Wie sich Berlins Künstler auf die Fußball-WM 2006 vorbereiten

Von Robert Ide

und Esther Kogelboom

Rolf Kühnelt war erst einmal in einem Fußballstadion. Doch der Berliner Museumspädagoge schwärmt bis heute von seinem Besuch bei Hertha BSC vor einigen Jahren. „Die Gesänge der Fans sind hohe Kunst“, sagt Kühnelt, der sich Kulturveranstaltungen für den Museumspädagogischen Dienst ausdenkt. Wenn die Fußball-Weltmeisterschaft 2006 in Deutschland gastiert, will Kühnelt die Fan-Gesänge vom Stadion in die Konzerthäuser verlagern. „Wir werden Fußballhymnen für ein großes Berliner Orchester arrangieren und in der Staatsoper aufführen“, berichtet Kühnelt von seinem Projekt.

„Die Welt zu Gast bei Freunden“ – dieses Motto hat sich der österreichische Konzeptkünstler André Heller für das WM-Rahmenprogramm ausgedacht. Mit 30 Millionen Euro aus dem Erlös des Verkaufs von Sondermünzen wird das Programm mit Weltstars der Kultur finanziert. Wie gestern berichtet, wird unter anderem im Februar 2006 eine Fußball-Berlinale mit 500 Kurzfilmen über den Sport stattfinden. Zudem wird der Schweizer Kunst-Kurator Harald Szeemann eine Ausstellung zum „Fußball in der bildenden Kunst“ veranstalten, die Insider bereits als „Fußball-documenta“ bezeichnen. Nach Unterlagen aus der vom Bundestag eingerichteten WM-Kulturstiftung, die dem Tagesspiegel vorliegen, soll die mit zwei Millionen Euro geförderte Ausstellung im Martin-Gropius-Bau eröffnet werden.

Neben Großprojekten plant Berlins Kulturszene eine Reihe von Aktionen. Nach einer internen Aufstellung der Kulturverwaltung sollen etwa die Berliner Philharmoniker in den kommenden Jahren auf ihren Konzertreisen als Botschafter der WM-Stadt auftreten. „Wir gehen davon aus, dass etwas passieren wird“, sagt der Chef-Konzertplaner der Philharmoniker, Stephan Gehmacher. „Wir befinden uns mit dem WM-Organisationskomitee im Ideenaustausch, haben aber noch nichts Konkretes beschlossen.“

Der Senat will die Aktionen bis zum Juni dieses Jahres koordinieren und dann öffentlich vorstellen. „Viele Projekte sind noch nicht ausfinanziert“, berichtet Manfred Fischer, der Berlins Aktivitäten in der Kulturverwaltung bündelt. „Viele hoffen auf Gelder aus dem Hauptstadtkulturfonds oder aus Lottomitteln.“ Eine Hoffnung gibt es für die Macher immerhin: die Kulturstiftung des Bundes. „Es ist nicht ausgeschlossen, dass wir für die WM zusätzliche Mittel bereitstellen“, sagt Friederike Tappe-Hornbostel, Sprecherin dieser Stiftung. Auch der Hauptstadtkulturfonds deutet Interesse an; Anträge sind allerdings noch nicht eingegangen.
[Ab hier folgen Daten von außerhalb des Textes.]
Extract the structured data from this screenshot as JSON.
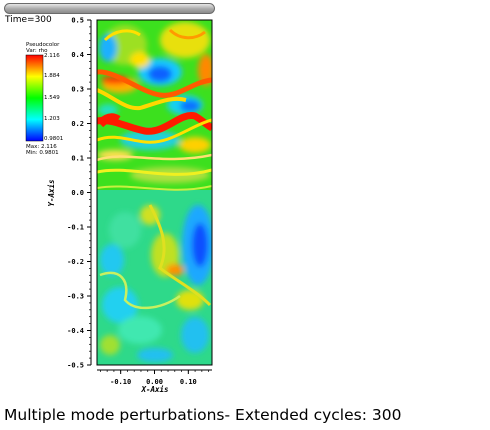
{
  "header": {
    "time_label": "Time=300"
  },
  "legend": {
    "title": "Pseudocolor",
    "var": "Var: rho",
    "tick_labels": [
      "2.116",
      "1.884",
      "1.549",
      "1.203",
      "0.9801"
    ],
    "max_label": "Max: 2.116",
    "min_label": "Min: 0.9801",
    "colormap": [
      "#0000ff",
      "#00ffff",
      "#00ff00",
      "#ffff00",
      "#ff0000"
    ]
  },
  "caption": "Multiple mode perturbations- Extended cycles: 300",
  "chart_data": {
    "type": "heatmap",
    "variable": "rho",
    "min": 0.9801,
    "max": 2.116,
    "xlabel": "X-Axis",
    "ylabel": "Y-Axis",
    "xlim": [
      -0.17,
      0.17
    ],
    "ylim": [
      -0.5,
      0.5
    ],
    "x_ticks": [
      "-0.10",
      "0.00",
      "0.10"
    ],
    "y_ticks": [
      "-0.5",
      "-0.4",
      "-0.3",
      "-0.2",
      "-0.1",
      "0.0",
      "0.1",
      "0.2",
      "0.3",
      "0.4",
      "0.5"
    ]
  }
}
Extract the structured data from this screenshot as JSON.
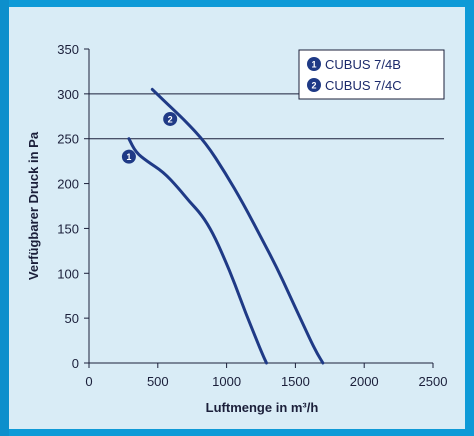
{
  "chart_data": {
    "type": "line",
    "xlabel": "Luftmenge in m³/h",
    "ylabel": "Verfügbarer Druck in Pa",
    "xlim": [
      0,
      2500
    ],
    "ylim": [
      0,
      350
    ],
    "x_ticks": [
      "0",
      "500",
      "1000",
      "1500",
      "2000",
      "2500"
    ],
    "y_ticks": [
      "0",
      "50",
      "100",
      "150",
      "200",
      "250",
      "300",
      "350"
    ],
    "reference_lines_y": [
      250,
      300
    ],
    "series": [
      {
        "name": "CUBUS 7/4B",
        "marker": "1",
        "color": "#1f3a86",
        "points": [
          [
            290,
            250
          ],
          [
            340,
            235
          ],
          [
            420,
            225
          ],
          [
            540,
            213
          ],
          [
            650,
            195
          ],
          [
            730,
            180
          ],
          [
            820,
            165
          ],
          [
            900,
            145
          ],
          [
            980,
            118
          ],
          [
            1060,
            88
          ],
          [
            1140,
            55
          ],
          [
            1220,
            25
          ],
          [
            1260,
            10
          ],
          [
            1290,
            0
          ]
        ]
      },
      {
        "name": "CUBUS 7/4C",
        "marker": "2",
        "color": "#1f3a86",
        "points": [
          [
            460,
            305
          ],
          [
            560,
            290
          ],
          [
            700,
            270
          ],
          [
            850,
            245
          ],
          [
            990,
            212
          ],
          [
            1120,
            178
          ],
          [
            1250,
            140
          ],
          [
            1360,
            108
          ],
          [
            1460,
            75
          ],
          [
            1550,
            45
          ],
          [
            1620,
            22
          ],
          [
            1660,
            10
          ],
          [
            1700,
            0
          ]
        ]
      }
    ],
    "marker_positions": [
      {
        "label": "1",
        "x": 290,
        "y": 230
      },
      {
        "label": "2",
        "x": 590,
        "y": 272
      }
    ],
    "legend": {
      "placement": "top-right",
      "entries": [
        {
          "marker": "1",
          "text": "CUBUS 7/4B"
        },
        {
          "marker": "2",
          "text": "CUBUS 7/4C"
        }
      ]
    },
    "grid": false
  }
}
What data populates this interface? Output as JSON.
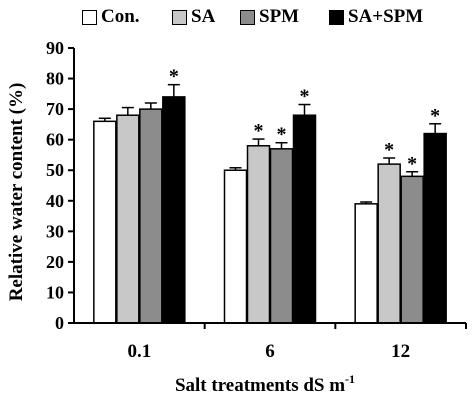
{
  "chart_data": {
    "type": "bar",
    "xlabel": "Salt treatments dS m",
    "xlabel_sup": "-1",
    "ylabel": "Relative water content (%)",
    "ylim": [
      0,
      90
    ],
    "yticks": [
      0,
      10,
      20,
      30,
      40,
      50,
      60,
      70,
      80,
      90
    ],
    "categories": [
      "0.1",
      "6",
      "12"
    ],
    "legend_position": "top",
    "significance_marker": "*",
    "series": [
      {
        "name": "Con.",
        "color": "#ffffff",
        "values": [
          66,
          50,
          39
        ],
        "errors": [
          1,
          0.8,
          0.6
        ],
        "significant": [
          false,
          false,
          false
        ]
      },
      {
        "name": "SA",
        "color": "#c8c8c8",
        "values": [
          68,
          58,
          52
        ],
        "errors": [
          2.5,
          2.2,
          2
        ],
        "significant": [
          false,
          true,
          true
        ]
      },
      {
        "name": "SPM",
        "color": "#8c8c8c",
        "values": [
          70,
          57,
          48
        ],
        "errors": [
          2,
          2,
          1.5
        ],
        "significant": [
          false,
          true,
          true
        ]
      },
      {
        "name": "SA+SPM",
        "color": "#000000",
        "values": [
          74,
          68,
          62
        ],
        "errors": [
          4,
          3.5,
          3.2
        ],
        "significant": [
          true,
          true,
          true
        ]
      }
    ]
  }
}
Unterstützenswerte Projekte gäbe es genug. Neben Plänen des Literarischen Colloquiums, eine Autoren-Weltmeisterschaft auszurichten, plant die Neue Gesellschaft für Literatur öffentliche Lesungen zum Fußball. Der Landesmusikrat wird ein Festival der Weltmusik veranstalten. „Wir wollen junge Orchester, Chöre und Bands aus der ganzen Welt nach Berlin holen, vor allem aus Osteuropa“, sagt Christian Höppner, der Präsident des Landesmusikrats. Mit der Organisation hat Höppner schon begonnen, die Finanzierung ist noch nicht gesichert.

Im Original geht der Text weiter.